Melangkah lebih dalam ke arah tebing batu di belakang desa, suasana berubah menjadi lebih magis dan sakral. Di sana terdapat kompleks pemakaman tebing kuno yang telah berusia ratusan tahun, di mana peti mati berbentuk hewan yang disebut erong diletakkan di celah-celah bukit kapur. Dari kejauhan, pengunjung dapat melihat patung kayu menyerupai orang mati yang disebut tau-tau, berdiri tegak di balkon tebing seolah sedang mengawasi keturunan mereka yang masih hidup. Keberadaan tengkorak dan tulang belulang yang tertata di gua-gua alami mempertegas kedalaman tradisi penghormatan terhadap kematian di desa ini.

Kete Kesu bukan sekadar destinasi wisata, melainkan jantung dari tradisi Rambu Solo yang tetap lestari hingga hari ini. Kehidupan masyarakatnya mencerminkan keharmonisan antara adat istiadat yang kental dengan keramahan yang tulus kepada pendatang. Di sela-sela rutinitas harian, para pengrajin lokal masih tekun memahat ukiran kayu dengan tangan, memastikan bahwa warisan budaya yang diakui dunia ini tidak akan lekang oleh waktu. Mengunjungi desa ini memberikan pengalaman spiritual yang mendalam tentang bagaimana hidup dan mati dirayakan dalam satu kesatuan yang indah.

Londa (Goa Pemakaman)

Londa (Goa Pemakaman)

  • Nama Wisata: Londa
  • Kabupaten, Kecamatan, Desa: Tana Toraja, Kec. Sangalla, Desa Sandan Uai
  • Jenis Wisata: Goa Pemakaman, Budaya, Sejarah
  • Deskripsi Menarik: Kompleks pemakaman di dalam gua alami. Tulang belulang, peti mati, dan tengkorak ditumpuk di dalam gua. Di mulut gua, patung Tau-Tau diletakkan di balkon tebing. Perlu pemandu lokal untuk masuk ke dalam gua.
  • 3 Rekomendasi Hotel Terdekat:
    • Toraja Heritage Hotel
    • Hotel Luta Resort (Makale)
    • Sinar Hotel (Makale)
  • 3 Rekomendasi Homestay Terdekat:
    • Mama Fany Homestay
    • Pison Rantepao Homestay
    • Mambura Guest House (Tator)
  • Makanan Traditional yang Wajib Dicoba: Pantomakaka (Belut yang dimasak dalam bambu, varian Pa’piong).
  • Cemilan Daerah yang Bias Dicoba: Kue Kacang Merah (kue kering khas Toraja).
  • Souvenir Khas Daerah: Miniatur Tongkonan, Kopi Toraja (Arabika).
  • Acara Adat dan Budaya yang Sering Diadakan: Rambu Solo’.
  • Jenis Transportasi yang Digunakan: Mobil Sewa/Pribadi, Ojek dari Makale.

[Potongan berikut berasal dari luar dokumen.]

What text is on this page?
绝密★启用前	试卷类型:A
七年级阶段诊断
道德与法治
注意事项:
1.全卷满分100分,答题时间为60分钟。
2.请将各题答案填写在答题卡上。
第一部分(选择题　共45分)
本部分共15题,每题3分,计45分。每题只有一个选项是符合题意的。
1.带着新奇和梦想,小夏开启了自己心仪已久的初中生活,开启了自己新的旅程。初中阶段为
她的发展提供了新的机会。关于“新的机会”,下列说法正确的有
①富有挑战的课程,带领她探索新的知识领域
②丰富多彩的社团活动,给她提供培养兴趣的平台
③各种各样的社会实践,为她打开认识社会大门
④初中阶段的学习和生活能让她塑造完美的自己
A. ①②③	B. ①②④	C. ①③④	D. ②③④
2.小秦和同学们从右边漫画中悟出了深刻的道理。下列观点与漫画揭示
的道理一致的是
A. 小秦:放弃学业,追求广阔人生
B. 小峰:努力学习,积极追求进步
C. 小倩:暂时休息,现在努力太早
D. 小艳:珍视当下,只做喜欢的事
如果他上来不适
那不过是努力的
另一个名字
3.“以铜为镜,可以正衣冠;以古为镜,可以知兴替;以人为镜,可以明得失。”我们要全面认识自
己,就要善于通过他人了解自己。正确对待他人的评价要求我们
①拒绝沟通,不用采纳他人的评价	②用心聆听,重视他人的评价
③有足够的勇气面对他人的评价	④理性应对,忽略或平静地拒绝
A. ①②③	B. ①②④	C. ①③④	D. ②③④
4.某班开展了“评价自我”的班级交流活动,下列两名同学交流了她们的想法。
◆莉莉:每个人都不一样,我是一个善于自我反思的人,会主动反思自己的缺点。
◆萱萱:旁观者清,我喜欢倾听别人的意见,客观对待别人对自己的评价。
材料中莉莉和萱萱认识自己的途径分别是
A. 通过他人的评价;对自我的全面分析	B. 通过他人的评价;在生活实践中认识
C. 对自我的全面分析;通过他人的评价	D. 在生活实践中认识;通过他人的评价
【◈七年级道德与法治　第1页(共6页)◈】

Rute Perjalanan dan Alternatif dari Makassar: Rute Utama: Makassar → Parepare → Enrekang → Makale. Jarak: ± 310 km. Estimasi Waktu Tempuh: 8 – 10 jam.

Lemo (Pemakaman Tebing)

Lemo (Pemakaman Tebing)

  • Nama Wisata: Lemo
  • Kabupaten, Kecamatan, Desa: Tana Toraja, Kec. Makale Utara, Desa Lemo
  • Jenis Wisata: Pemakaman Batu, Budaya, Sejarah
  • Deskripsi Menarik: Dikenal sebagai “Rumah Para Arwah”. Tebing batu besar diukir menjadi liang-liang kubur kuno. Di depannya dipajang Tau-Tau (patung kayu menyerupai jenazah) yang menghadap ke lembah, melambangkan pengawasan arwah leluhur.
  • 3 Rekomendasi Hotel Terdekat:
    • Hotel Luta Resort (Makale)
    • Hotel Misiliana (Rantepao)
    • Toraja Heritage Hotel (Rantepao)
  • 3 Rekomendasi Homestay Terdekat:
    • Mambura Guest House
    • Tongkonan Layuk (Homestay)
    • Pison Rantepao Homestay
  • Makanan Traditional yang Wajib Dicoba: Pa’piong (Daging dimasak di dalam bambu dengan bumbu rempah).
  • Cemilan Daerah yang Bias Dicoba: Kopi Toraja, Deppa Tori (kue ketan gula merah).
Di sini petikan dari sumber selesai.